Here is how the magic happens:
- The Administrator deploys and configures Trident and defines StorageClasses and Quotas.
- The developer creates a PVC or StatefulSet with the respective StorageClass.
- Trident dynamically provisions storage for the developer.
You can do a StatefulSet MongoDB deployment powered by NetApp Trident on NetApp SolidFire as well as ONTAP. We have documented and tested a simple MongoDB 3 replica-set configuration and instructions+code is now available on GitHub.
To do a MongoDB StatefulSet deployment on Kubernetes you need to install Trident with the SolidFire backend configuration and then define a StorageClass for your SolidFire backend. That’s all.
Once you have done that you can deploy your MongoDB StatefulSet and headless service as shown in the below samples. Find detailed steps here.
NetApp storage offers following key benefits for demanding applications built on MongoDB:
- Predictable high performance
- Consistent low latency and excellent response time
- Inline efficiency, achieved by inline deduplication and compression
- Instant, efficient and efficient database clones for QA and dev-test environments
- Backup and recovery using Snapshot technology
- Disaster recovery solutions using enterprise replication technology
- Scalability, reliability and non-disruptive operations
Containerization of databases like MongoDB can enable organizations to manage and standardize database deployment at scale. NetApp with Trident, its dynamic storage provisioner for Kubernetes, can help you abstract enterprise storage provisioning and offer on-demand provisioning of storage through PVCs.

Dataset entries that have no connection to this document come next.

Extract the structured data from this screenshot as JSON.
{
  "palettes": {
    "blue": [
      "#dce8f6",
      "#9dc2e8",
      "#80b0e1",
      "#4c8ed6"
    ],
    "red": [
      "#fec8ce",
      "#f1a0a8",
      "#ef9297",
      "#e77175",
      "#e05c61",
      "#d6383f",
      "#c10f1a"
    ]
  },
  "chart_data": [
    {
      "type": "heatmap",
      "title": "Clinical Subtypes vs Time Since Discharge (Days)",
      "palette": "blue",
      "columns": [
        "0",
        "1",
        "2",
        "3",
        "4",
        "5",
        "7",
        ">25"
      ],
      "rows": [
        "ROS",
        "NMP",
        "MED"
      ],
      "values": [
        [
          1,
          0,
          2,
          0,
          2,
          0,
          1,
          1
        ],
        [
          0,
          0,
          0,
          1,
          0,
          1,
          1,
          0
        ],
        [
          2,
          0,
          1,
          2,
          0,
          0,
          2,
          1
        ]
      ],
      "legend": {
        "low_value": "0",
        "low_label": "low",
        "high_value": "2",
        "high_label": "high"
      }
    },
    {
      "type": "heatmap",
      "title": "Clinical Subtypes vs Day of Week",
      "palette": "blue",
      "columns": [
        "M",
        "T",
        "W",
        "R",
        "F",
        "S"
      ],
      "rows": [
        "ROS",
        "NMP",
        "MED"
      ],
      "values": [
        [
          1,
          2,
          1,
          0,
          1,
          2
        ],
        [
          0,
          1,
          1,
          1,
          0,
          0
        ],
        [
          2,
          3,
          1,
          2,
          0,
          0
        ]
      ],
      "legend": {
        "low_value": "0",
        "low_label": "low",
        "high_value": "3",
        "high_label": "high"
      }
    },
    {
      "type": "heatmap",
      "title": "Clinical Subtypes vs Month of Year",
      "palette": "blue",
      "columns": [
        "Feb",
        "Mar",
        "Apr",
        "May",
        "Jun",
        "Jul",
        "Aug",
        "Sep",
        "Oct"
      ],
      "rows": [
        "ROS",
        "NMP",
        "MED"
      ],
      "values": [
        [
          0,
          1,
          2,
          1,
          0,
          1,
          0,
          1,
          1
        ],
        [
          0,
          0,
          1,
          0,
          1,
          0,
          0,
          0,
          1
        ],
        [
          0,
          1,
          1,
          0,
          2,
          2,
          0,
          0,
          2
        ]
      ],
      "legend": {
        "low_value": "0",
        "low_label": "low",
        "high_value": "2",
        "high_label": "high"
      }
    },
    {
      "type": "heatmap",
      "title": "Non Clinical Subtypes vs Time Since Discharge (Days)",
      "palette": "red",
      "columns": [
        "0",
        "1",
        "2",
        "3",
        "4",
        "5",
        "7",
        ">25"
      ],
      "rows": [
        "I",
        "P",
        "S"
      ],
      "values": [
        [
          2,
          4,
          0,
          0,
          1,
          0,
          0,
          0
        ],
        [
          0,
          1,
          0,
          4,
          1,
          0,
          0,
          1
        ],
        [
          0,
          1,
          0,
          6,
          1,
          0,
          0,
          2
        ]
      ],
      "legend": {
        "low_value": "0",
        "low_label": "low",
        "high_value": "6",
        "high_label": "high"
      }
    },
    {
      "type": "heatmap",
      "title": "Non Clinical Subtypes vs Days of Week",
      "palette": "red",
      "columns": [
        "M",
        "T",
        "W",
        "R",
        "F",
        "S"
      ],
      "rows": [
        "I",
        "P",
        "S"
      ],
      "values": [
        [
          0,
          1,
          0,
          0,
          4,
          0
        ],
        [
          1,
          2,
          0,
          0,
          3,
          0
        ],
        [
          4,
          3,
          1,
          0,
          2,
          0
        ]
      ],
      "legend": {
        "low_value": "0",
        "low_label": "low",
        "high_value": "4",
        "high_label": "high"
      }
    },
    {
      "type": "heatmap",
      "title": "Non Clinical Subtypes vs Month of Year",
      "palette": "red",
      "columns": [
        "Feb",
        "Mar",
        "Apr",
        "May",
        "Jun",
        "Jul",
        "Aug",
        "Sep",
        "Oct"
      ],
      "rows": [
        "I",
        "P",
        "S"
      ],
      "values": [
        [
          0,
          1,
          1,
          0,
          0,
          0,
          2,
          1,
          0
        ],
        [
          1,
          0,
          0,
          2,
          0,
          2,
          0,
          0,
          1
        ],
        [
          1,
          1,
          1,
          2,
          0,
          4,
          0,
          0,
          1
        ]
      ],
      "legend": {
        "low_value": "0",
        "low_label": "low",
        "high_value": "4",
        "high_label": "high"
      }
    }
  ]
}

While features like StatefulSets in Kubernetes are still new and will develop over time to effectively support enterprise deployments, there are still some open questions:
- How do I provide different storage class for each of my replica-set?
- Is replication the right use-case for StatefulSets or should we only use it for horizontal scaling (e.g. sharding in MongoDB)?
Finally, database backups and disaster recovery are important concerns in production environments and require proper planning and design. We will discuss them in our upcoming posts.